Dearson and I arose early, had breakfast and got on the road because we had a far way to drive that day. We were going to the Serengeti. Yup, the same one that you’ve seen in National Geographic magazines. I hadn’t quite wrapped my mind around that; in my head I knew that was where we were going but it still didn’t seem real.
We drove for a couple of hours across flatlands before we started climbing up the wall of the East African Rift. If I thought I was smiling before, that was nothing compared to what I was doing now – we were driving up the wall of the Rift Valley, for goodness sake! I felt like I was driving through a nature special because I just couldn’t believe that this was my life! I teared up at one point as we wound our way up the valley wall, thinking about exactly what I was doing at that moment, and how gracious God was to give me this opportunity – that was one of those moments when Dearson realised that I didn’t want to talk, I just wanted to revel in the experience, so he kept quiet all the way up.

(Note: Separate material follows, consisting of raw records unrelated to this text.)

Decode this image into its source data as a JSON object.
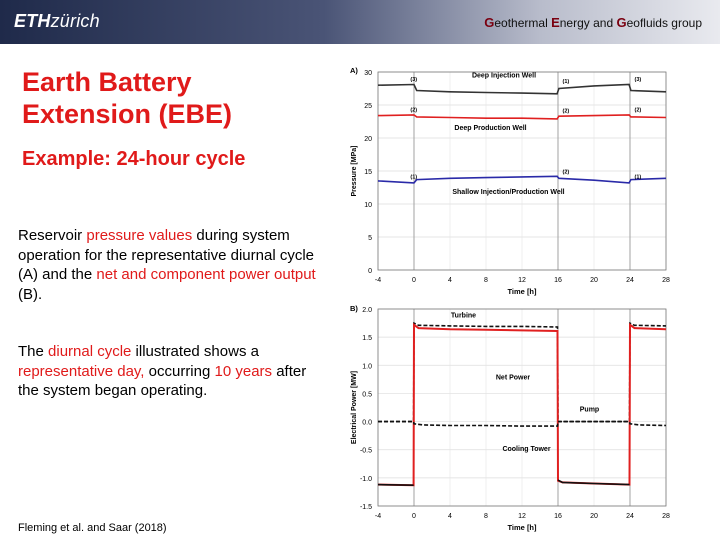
{
  "header": {
    "logo_bold": "ETH",
    "logo_rest": "zürich",
    "group_parts": [
      {
        "text": "G",
        "cap": true
      },
      {
        "text": "eothermal ",
        "cap": false
      },
      {
        "text": "E",
        "cap": true
      },
      {
        "text": "nergy and ",
        "cap": false
      },
      {
        "text": "G",
        "cap": true
      },
      {
        "text": "eofluids",
        "cap": false
      },
      {
        "text": " group",
        "cap": false
      }
    ]
  },
  "slide": {
    "title": "Earth Battery Extension (EBE)",
    "subtitle": "Example: 24-hour cycle",
    "paragraph1": [
      {
        "text": "Reservoir ",
        "hl": false
      },
      {
        "text": "pressure values",
        "hl": true
      },
      {
        "text": " during system operation for the representative diurnal cycle (A) and the ",
        "hl": false
      },
      {
        "text": "net and component power output",
        "hl": true
      },
      {
        "text": " (B).",
        "hl": false
      }
    ],
    "paragraph2": [
      {
        "text": "The ",
        "hl": false
      },
      {
        "text": "diurnal cycle",
        "hl": true
      },
      {
        "text": " illustrated shows a ",
        "hl": false
      },
      {
        "text": "representative day,",
        "hl": true
      },
      {
        "text": " occurring ",
        "hl": false
      },
      {
        "text": "10 years",
        "hl": true
      },
      {
        "text": " after the system began operating.",
        "hl": false
      }
    ],
    "citation": "Fleming et al. and Saar (2018)"
  },
  "chart_data": [
    {
      "type": "line",
      "panel_label": "A)",
      "xlabel": "Time [h]",
      "ylabel": "Pressure [MPa]",
      "xlim": [
        -4,
        28
      ],
      "ylim": [
        0,
        30
      ],
      "xticks": [
        -4,
        0,
        4,
        8,
        12,
        16,
        20,
        24,
        28
      ],
      "yticks": [
        0,
        5,
        10,
        15,
        20,
        25,
        30
      ],
      "vlines": [
        0,
        16,
        24
      ],
      "series": [
        {
          "name": "Deep Injection Well",
          "color": "#333333",
          "dash": false,
          "x": [
            -4,
            0,
            0.3,
            4,
            8,
            12,
            15.9,
            16.1,
            20,
            23.9,
            24.1,
            28
          ],
          "y": [
            28.0,
            28.1,
            27.2,
            27.0,
            26.9,
            26.8,
            26.7,
            27.5,
            27.9,
            28.1,
            27.2,
            27.0
          ]
        },
        {
          "name": "Deep Production Well",
          "color": "#e02020",
          "dash": false,
          "x": [
            -4,
            0,
            0.3,
            4,
            8,
            12,
            15.9,
            16.1,
            20,
            23.9,
            24.1,
            28
          ],
          "y": [
            23.4,
            23.5,
            23.2,
            23.1,
            23.0,
            23.0,
            22.9,
            23.3,
            23.4,
            23.5,
            23.2,
            23.1
          ]
        },
        {
          "name": "Shallow Injection/Production Well",
          "color": "#2a2aa8",
          "dash": false,
          "x": [
            -4,
            0,
            0.3,
            4,
            8,
            12,
            15.9,
            16.1,
            20,
            23.9,
            24.1,
            28
          ],
          "y": [
            13.5,
            13.2,
            13.7,
            13.9,
            14.0,
            14.1,
            14.2,
            13.9,
            13.6,
            13.2,
            13.7,
            13.9
          ]
        }
      ],
      "annotations": [
        {
          "text": "Deep Injection Well",
          "x": 10,
          "y": 29.2
        },
        {
          "text": "Deep Production Well",
          "x": 8.5,
          "y": 21.2
        },
        {
          "text": "Shallow Injection/Production Well",
          "x": 10.5,
          "y": 11.5
        }
      ],
      "markers": [
        {
          "text": "(3)",
          "x": -0.4,
          "y": 28.6
        },
        {
          "text": "(2)",
          "x": -0.4,
          "y": 24.0
        },
        {
          "text": "(1)",
          "x": -0.4,
          "y": 13.9
        },
        {
          "text": "(1)",
          "x": 16.5,
          "y": 28.3
        },
        {
          "text": "(2)",
          "x": 16.5,
          "y": 23.9
        },
        {
          "text": "(2)",
          "x": 16.5,
          "y": 14.6
        },
        {
          "text": "(3)",
          "x": 24.5,
          "y": 28.6
        },
        {
          "text": "(2)",
          "x": 24.5,
          "y": 24.0
        },
        {
          "text": "(1)",
          "x": 24.5,
          "y": 13.9
        }
      ]
    },
    {
      "type": "line",
      "panel_label": "B)",
      "xlabel": "Time [h]",
      "ylabel": "Electrical Power [MW]",
      "xlim": [
        -4,
        28
      ],
      "ylim": [
        -1.5,
        2.0
      ],
      "xticks": [
        -4,
        0,
        4,
        8,
        12,
        16,
        20,
        24,
        28
      ],
      "yticks": [
        -1.5,
        -1.0,
        -0.5,
        0.0,
        0.5,
        1.0,
        1.5,
        2.0
      ],
      "ytick_labels": [
        "-1.5",
        "-1.0",
        "-0.5",
        "0.0",
        "0.5",
        "1.0",
        "1.5",
        "2.0"
      ],
      "vlines": [
        0,
        16,
        24
      ],
      "series": [
        {
          "name": "Turbine",
          "color": "#111111",
          "dash": true,
          "x": [
            -4,
            -0.05,
            0,
            0.5,
            4,
            8,
            12,
            15.95,
            16,
            20,
            23.95,
            24,
            24.5,
            28
          ],
          "y": [
            0,
            0,
            1.75,
            1.71,
            1.7,
            1.69,
            1.69,
            1.68,
            0,
            0,
            0,
            1.75,
            1.71,
            1.7
          ]
        },
        {
          "name": "Net Power",
          "color": "#e02020",
          "dash": false,
          "x": [
            -4,
            -0.05,
            0,
            0.5,
            4,
            8,
            12,
            15.95,
            16,
            16.5,
            20,
            23.95,
            24,
            24.5,
            28
          ],
          "y": [
            -1.12,
            -1.13,
            1.72,
            1.66,
            1.64,
            1.63,
            1.62,
            1.61,
            -1.05,
            -1.08,
            -1.1,
            -1.12,
            1.72,
            1.66,
            1.64
          ]
        },
        {
          "name": "Pump",
          "color": "#111111",
          "dash": true,
          "x": [
            -4,
            -0.05,
            0,
            1,
            4,
            8,
            12,
            15.95,
            16,
            20,
            23.95,
            24,
            25,
            28
          ],
          "y": [
            0,
            0,
            -0.04,
            -0.06,
            -0.07,
            -0.07,
            -0.08,
            -0.08,
            0,
            0,
            0,
            -0.04,
            -0.06,
            -0.07
          ]
        },
        {
          "name": "Cooling Tower",
          "color": "#111111",
          "dash": false,
          "x": [
            -4,
            -0.05,
            -0.05,
            15.95,
            16,
            16.5,
            20,
            23.95
          ],
          "y": [
            -1.12,
            -1.13,
            null,
            null,
            -1.04,
            -1.08,
            -1.1,
            -1.12
          ]
        }
      ],
      "annotations": [
        {
          "text": "Turbine",
          "x": 5.5,
          "y": 1.85
        },
        {
          "text": "Net Power",
          "x": 11,
          "y": 0.75
        },
        {
          "text": "Pump",
          "x": 19.5,
          "y": 0.18
        },
        {
          "text": "Cooling Tower",
          "x": 12.5,
          "y": -0.52
        }
      ]
    }
  ]
}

Eventually, we got to the gate of Ngorongoro Conservation Area, where we stopped to check in because we had to cross that area to get to the Serengeti. But we would be back the next afternoon.

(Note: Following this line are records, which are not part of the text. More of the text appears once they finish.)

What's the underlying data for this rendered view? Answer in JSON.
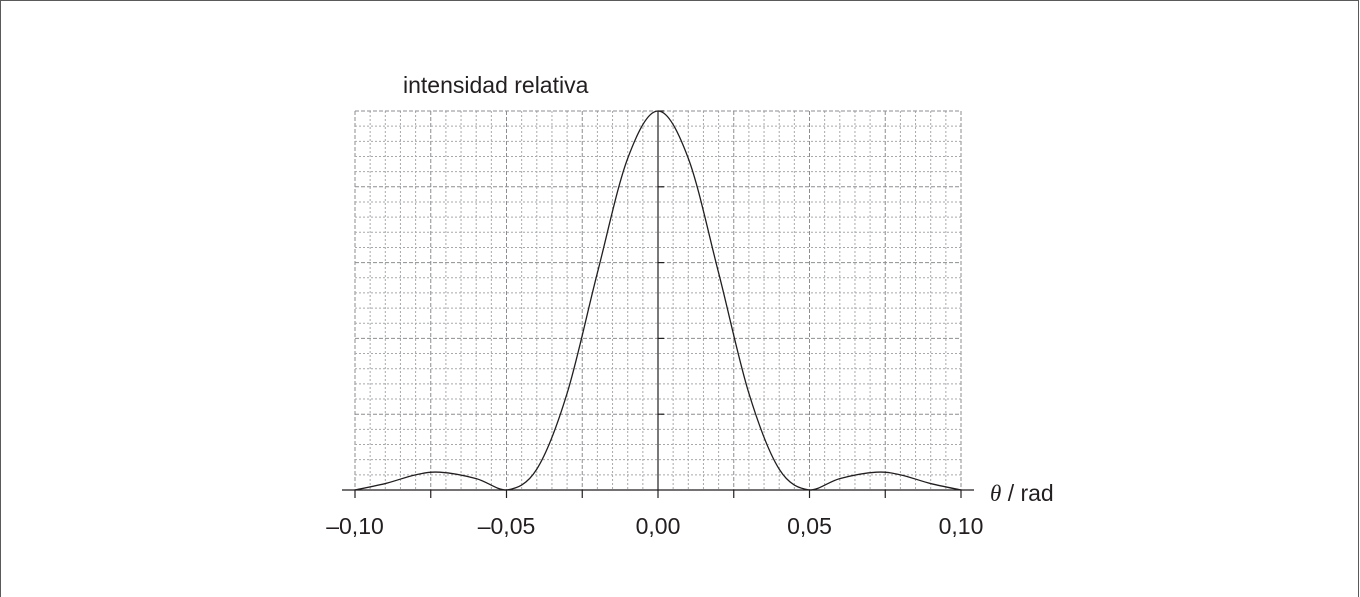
{
  "chart_data": {
    "type": "line",
    "ylabel": "intensidad relativa",
    "xlabel_symbol": "θ",
    "xlabel_unit": " / rad",
    "xlim": [
      -0.1,
      0.1
    ],
    "ylim": [
      0,
      1
    ],
    "x_tick_labels": [
      "–0,10",
      "–0,05",
      "0,00",
      "0,05",
      "0,10"
    ],
    "x_ticks": [
      -0.1,
      -0.05,
      0.0,
      0.05,
      0.1
    ],
    "grid": true,
    "series": [
      {
        "x": [
          -0.1,
          -0.09,
          -0.08,
          -0.072,
          -0.06,
          -0.05,
          -0.04,
          -0.03,
          -0.02,
          -0.01,
          0.0,
          0.01,
          0.02,
          0.03,
          0.04,
          0.05,
          0.06,
          0.072,
          0.08,
          0.09,
          0.1
        ],
        "y": [
          0.0,
          0.017,
          0.04,
          0.047,
          0.03,
          0.0,
          0.055,
          0.255,
          0.573,
          0.875,
          1.0,
          0.875,
          0.573,
          0.255,
          0.055,
          0.0,
          0.03,
          0.047,
          0.04,
          0.017,
          0.0
        ]
      }
    ]
  }
}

As we ascended the mountain that we had to cross in order to reach our destination, it got foggy and chilly and damp. The higher up we went into the fog and damp, the more I felt like God was wrapping His arms around me. At one point, I felt the words, like a whisper in my heart, “Kristine, my daughter, I love you so very much.” I cried quiet tears as we continued up, feeling His love and peace wrap tightly around me, like He would never let me go. I think it was in that moment that my love of mountains was born, because Ngorongoro was the first place that I physically felt God’s presence.
After a quick stop for my first look out over Ngorongoro Crater and another check in at that gate, we continued for a couple more hours, passing Maasai villages and herds of animals, and then we were suddenly there, at the entrance to the Serengeti. We did our usual check in at the gate, had lunch, used the bathroom, and set off into this new wilderness.
And within minutes stumbled across a pride of lions, relaxing in the noonday sun.
It was the Serengeti that unbroke my heart. As we drove that afternoon, I began to understand the vastness of where I was. Dearson told me that it would take several days, perhaps a week or more, to drive from one end of this endless plain to another. Can you imagine the sheer magnitude of that place?
At one point, after not seeing any animals for a while, I was standing in the van as we drove, with my head up through the roof, when the reality of where I was and what I was doing hit me all at once. That was the exact moment when my heart started healing; I felt that there was so much beauty pressing in on me that I needed to absorb, and if I was going to fit it all into my heart then I had to let go of anything dark that was lingering there. I had already been working on forgiving the hurts that I was carrying, but that moment was when I truly forgave it all – my ex-company for rejecting me, my ex-partner for how he treated me, my friends and family for not sharing with me what they knew (I understood why but it still hurt), my ex-colleagues for turning their backs on me, my ex-friends for not caring about me, and me for putting myself into my various predicaments. I let go of even older, unrelated hurts that I thought were long gone. I brought it all out and I let it all go. How could I be petty and keep any ugliness in my heart when I had been granted the awesome privilege of this experience? So I left it all out there in the Serengeti. And as I lay it all down and absorbed the beauty surrounding me, my heart truly began to heal.
That afternoon, I saw more lions, elephants, gazelle, giraffe, and even hyena. The scenery was so sharp and clear that I said to Dearson at one point, “I feel like we’re driving through God’s postcard.” Honestly, guys, at some points it was like we were driving through a Photoshopped image, that’s how unreal it looked and felt.
It was dusty going (it was the dry season, after all) and my hair was beyond a hot mess (I spent most of the afternoon on my feet with my head and torso out the roof of the van) but I didn’t care. The awesome encounters that I had with God that day were more than worth ugly hair.
As dusk approached, we arrived at our resting place for the night – a camp of tents in the heart of the Serengeti, called Kati Kati. I had a shower (I don’t know how they managed it but there was a pretty good makeshift shower in my tent), ate dinner, and called it a night.
At this point, I was happier than I had ever hoped to be in my life, and after I said my prayers of thanksgiving, I fell asleep to the sound of hyenas wailing somewhere in the surrounding wilderness.
In fact, when I fell asleep that night, I was different from when I had awoken that same morning. One does not come into the presence of God or lay down one’s burdens, much less do both in one day, and stay the same. For that alone, Tanzania secured a special place in my heart…forever.